Ekonomik sorunlar son yıllarda Türkiye’yi derinden etkiliyor ve bu etkiler, toplumun temel dinamiklerine de yansıyarak daha karmaşık bir hal alıyor. Nüfusun geleceği tehlike altına girmişken, gençler arasında evlilik isteği azalmış, evli çiftlerde ise geçim sıkıntıları nedeniyle boşanma oranları artmıştır. Tüm bu olgular, ailelerin çocuk sahibi olmalarını engelleyen unsurlar haline geliyor. Türkiye İstatistik Kurumu (TÜİK) verilerine göre, 2001 yılında 15-49 yaş arasında bir kadının doğurabileceği ortalama çocuk sayısı 2,38 iken, 2023 yılına gelindiğinde bu oran 1,51’e düşmüş ve nüfusun yenilenmesi için gerekli olan 2,10 seviyesinin altına inmiştir. Bu sonuç, Türkiye’nin demografik yapısındaki alarm zillerinin çoktan çalmaya başladığını gösteriyor.
Siyasi iktidar ise, Türkiye’deki doğurganlık oranını artırabilmek için çeşitli yollar araştırsa da, önerileri genellikle yüzeysel kalıyor. Örneğin, kadınların doğum sonrası ücretli izin süresinin kademeli olarak bir yıl uzatılması gibi öneriler gündeme geliyor. Ancak bu tür geçici çözümlerin, geri dönüşü olmayan bir sorunu çözmek için yetersiz kaldığı anlaşılmaya başlandı. Son dönemde bu sürenin iki yıla çıkarılması konusunun da konuşulması, sorunun ciddiyetini göstermekte. Ancak sorunun derinliği ve yapılması gerekenler, sadece doğum iznini artırmakla sınırlı değildir.
Muhalefet, iktidarın bu tür çözümlerinin, aslında kadınları iş gücünden uzaklaştırarak onları eve hapsetmeyi ve onları doğurganlık makinesi olarak görme anlayışının bir sonucu olduğunu vurgulamaktadır. Ayrıca, Aile ve Sosyal Hizmetler Bakanlığı’nın başlattığı doğum yardımları da yeterli bir çözüm olarak görülmemektedir. İlk çocuğa 5 bin lira, ikinci çocuğa aylık 1.500 lira, üçüncü çocuğa ise aylık 5 bin lira gibi destek ödemeleri, gerçekçi bir doğurganlık artışı sağlamada yetersiz kalıyor. 2023 yılı içinde yapılan doğum yardımı başvuruları da bu durumu kanıtlıyor. 287 bin 518 başvurudan yalnızca %41’i birinci çocuk için yapılırken, diğerleri de aynı oranda düşüş göstermektedir.

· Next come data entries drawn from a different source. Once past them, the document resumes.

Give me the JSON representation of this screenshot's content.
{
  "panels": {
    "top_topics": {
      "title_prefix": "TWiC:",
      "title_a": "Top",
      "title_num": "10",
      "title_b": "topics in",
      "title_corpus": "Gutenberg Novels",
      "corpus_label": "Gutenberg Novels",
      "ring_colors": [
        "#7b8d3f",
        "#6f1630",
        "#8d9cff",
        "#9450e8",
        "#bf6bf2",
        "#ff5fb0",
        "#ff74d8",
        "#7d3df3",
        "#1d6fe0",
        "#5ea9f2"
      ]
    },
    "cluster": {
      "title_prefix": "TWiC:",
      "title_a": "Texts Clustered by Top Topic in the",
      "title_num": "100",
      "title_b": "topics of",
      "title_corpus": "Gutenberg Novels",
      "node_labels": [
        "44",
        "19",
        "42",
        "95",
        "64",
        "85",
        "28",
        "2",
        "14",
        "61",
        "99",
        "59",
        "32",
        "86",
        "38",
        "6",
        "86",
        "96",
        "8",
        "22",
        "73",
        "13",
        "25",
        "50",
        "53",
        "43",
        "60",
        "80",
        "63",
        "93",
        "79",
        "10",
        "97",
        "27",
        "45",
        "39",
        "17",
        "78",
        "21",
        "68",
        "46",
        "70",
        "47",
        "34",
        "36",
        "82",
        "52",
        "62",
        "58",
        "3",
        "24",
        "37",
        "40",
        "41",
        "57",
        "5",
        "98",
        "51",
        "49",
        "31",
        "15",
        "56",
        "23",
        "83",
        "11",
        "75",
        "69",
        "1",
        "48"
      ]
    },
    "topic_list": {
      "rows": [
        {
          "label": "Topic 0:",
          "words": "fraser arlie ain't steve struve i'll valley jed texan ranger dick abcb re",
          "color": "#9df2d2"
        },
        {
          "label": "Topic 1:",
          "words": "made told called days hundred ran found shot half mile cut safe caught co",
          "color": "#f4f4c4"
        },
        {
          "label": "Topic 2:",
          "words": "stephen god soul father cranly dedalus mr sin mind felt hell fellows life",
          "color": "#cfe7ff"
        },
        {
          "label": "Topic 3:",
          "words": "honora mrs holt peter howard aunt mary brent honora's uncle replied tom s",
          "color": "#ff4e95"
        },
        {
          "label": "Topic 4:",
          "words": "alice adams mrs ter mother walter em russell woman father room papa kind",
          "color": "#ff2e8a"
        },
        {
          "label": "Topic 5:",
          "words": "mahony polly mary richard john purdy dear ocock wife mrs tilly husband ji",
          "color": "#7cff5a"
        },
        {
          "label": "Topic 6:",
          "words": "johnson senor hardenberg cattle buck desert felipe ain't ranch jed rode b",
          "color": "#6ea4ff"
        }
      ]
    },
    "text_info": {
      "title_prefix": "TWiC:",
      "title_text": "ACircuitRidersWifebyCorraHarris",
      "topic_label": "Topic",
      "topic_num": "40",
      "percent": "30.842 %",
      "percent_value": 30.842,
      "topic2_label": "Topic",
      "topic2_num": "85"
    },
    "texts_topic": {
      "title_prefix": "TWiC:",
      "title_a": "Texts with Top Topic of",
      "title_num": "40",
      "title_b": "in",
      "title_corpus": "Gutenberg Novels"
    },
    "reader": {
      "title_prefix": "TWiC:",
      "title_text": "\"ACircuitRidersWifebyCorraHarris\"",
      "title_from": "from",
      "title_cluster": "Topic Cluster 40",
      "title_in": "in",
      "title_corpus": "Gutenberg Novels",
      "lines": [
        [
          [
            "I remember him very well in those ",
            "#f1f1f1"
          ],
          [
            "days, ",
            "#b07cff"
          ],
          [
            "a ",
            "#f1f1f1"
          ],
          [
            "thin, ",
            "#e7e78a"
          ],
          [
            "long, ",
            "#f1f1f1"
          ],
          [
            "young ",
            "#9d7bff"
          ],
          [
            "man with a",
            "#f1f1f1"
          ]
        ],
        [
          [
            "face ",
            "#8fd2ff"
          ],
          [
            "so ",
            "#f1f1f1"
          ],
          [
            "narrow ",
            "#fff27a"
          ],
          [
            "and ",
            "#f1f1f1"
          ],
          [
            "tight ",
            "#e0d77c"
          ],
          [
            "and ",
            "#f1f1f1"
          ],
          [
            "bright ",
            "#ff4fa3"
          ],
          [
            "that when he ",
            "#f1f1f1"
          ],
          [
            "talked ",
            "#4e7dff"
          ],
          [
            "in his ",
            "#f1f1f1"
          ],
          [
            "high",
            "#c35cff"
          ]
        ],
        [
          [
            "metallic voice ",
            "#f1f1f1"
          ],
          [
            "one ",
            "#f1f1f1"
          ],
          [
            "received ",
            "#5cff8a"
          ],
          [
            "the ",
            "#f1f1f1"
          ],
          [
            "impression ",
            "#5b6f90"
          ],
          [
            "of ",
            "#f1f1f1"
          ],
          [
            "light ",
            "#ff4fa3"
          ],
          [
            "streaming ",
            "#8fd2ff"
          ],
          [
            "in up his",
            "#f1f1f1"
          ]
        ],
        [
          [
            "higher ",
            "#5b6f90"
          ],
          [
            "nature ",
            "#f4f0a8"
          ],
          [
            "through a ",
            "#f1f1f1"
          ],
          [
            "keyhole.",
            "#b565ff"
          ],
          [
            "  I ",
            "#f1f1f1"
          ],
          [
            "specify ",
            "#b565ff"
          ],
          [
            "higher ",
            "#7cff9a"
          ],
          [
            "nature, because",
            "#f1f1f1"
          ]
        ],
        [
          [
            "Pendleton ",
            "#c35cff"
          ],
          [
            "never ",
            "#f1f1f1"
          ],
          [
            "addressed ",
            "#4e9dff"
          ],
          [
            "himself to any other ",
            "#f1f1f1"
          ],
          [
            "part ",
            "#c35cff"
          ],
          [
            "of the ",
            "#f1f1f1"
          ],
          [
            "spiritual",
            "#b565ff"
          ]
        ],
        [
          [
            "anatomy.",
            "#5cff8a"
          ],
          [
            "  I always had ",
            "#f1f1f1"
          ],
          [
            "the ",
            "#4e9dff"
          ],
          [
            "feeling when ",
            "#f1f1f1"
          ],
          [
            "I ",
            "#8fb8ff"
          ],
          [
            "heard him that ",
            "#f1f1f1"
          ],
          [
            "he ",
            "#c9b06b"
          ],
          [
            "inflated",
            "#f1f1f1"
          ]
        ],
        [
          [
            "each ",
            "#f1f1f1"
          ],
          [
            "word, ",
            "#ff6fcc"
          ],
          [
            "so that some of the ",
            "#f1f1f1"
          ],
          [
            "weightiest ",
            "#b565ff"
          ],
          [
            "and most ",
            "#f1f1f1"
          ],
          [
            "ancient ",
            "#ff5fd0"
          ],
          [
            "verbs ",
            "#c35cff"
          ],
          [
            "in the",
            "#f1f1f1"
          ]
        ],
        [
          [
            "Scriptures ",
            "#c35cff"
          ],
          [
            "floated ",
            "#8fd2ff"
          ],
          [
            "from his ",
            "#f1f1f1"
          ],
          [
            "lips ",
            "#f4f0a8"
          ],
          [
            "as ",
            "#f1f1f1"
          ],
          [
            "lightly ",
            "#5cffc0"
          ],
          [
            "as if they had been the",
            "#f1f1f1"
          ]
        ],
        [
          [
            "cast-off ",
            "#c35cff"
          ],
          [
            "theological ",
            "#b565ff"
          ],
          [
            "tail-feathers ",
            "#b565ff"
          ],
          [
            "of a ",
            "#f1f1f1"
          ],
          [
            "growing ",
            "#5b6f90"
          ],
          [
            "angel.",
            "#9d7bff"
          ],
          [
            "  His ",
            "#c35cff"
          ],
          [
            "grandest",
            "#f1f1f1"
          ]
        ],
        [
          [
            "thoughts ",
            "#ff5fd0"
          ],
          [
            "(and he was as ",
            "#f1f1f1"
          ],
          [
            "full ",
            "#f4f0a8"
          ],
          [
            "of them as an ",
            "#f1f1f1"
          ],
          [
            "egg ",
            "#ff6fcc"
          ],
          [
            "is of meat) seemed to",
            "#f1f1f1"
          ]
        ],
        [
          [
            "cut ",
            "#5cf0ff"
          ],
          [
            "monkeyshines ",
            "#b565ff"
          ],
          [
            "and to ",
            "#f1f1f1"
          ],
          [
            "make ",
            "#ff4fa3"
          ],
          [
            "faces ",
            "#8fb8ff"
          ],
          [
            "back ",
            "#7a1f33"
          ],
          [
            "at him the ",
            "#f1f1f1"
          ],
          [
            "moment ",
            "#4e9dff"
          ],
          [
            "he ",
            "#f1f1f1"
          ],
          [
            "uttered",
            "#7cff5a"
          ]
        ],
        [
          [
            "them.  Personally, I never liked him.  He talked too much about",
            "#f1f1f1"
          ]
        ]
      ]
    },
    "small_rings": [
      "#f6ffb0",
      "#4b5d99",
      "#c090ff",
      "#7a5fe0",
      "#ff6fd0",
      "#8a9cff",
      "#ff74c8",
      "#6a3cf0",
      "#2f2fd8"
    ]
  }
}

Ekonomik kriz ve geçim sıkıntıları, ailelerin çocuk sahibi olma kararlarını doğrudan etkiliyor. İnsanlar, yeni bir bebeğin evlerine eklenmesi halinde hangi kaynakla geçineceklerinin kaygısını taşırken, yalnızca doğum yardımları gibi desteklerle bu sorunun aşılması mümkün görünmüyor. Çalışan ebeveynlerin gelirini artırmanın şart olduğunu vurgulayan öneriler arasında, ilk çocuk için %20, ikinci çocuk için %35, üçüncü çocuk için ise %50 oranında maaş artışı sağlanması yer alıyor. Bu tür desteklerin, ailelerin çocuk sahibi olma isteklerini artırabileceği düşünülüyor.
Çalışan annelerin uzun süreli izinler yerine, daha mantıklı maaş artışlarıyla desteklenmesi gerektiği de dile getirilmektedir. Böylece kadınların çalışma hayatındaki yerleri korunmuş olacaktır. Ek olarak, eşi çalışmayan babaların da maaşlarında benzer oranlarda artış yapılması gerektiği savunuluyor. Tüm bu önerilerin hayata geçirilmesi içinse, devlet bütçesindeki şatafatlı kamu harcamalarının azaltılması gerektiği, böylece halka daha fazla kaynak aktarımının sağlanabileceği vurgulanmaktadır.
Sonuç olarak, Türkiye’nin doğurganlık sorununu çözebilmesi için kapsamlı ve etkili politikaların hayata geçirilmesi gerekmektedir. Bu bağlamda, yetersiz yardımlar ve yüzeysel çözümler yerine, kalıcı ve sürdürülebilir yöntemlerin geliştirilmesi kaçınılmazdır.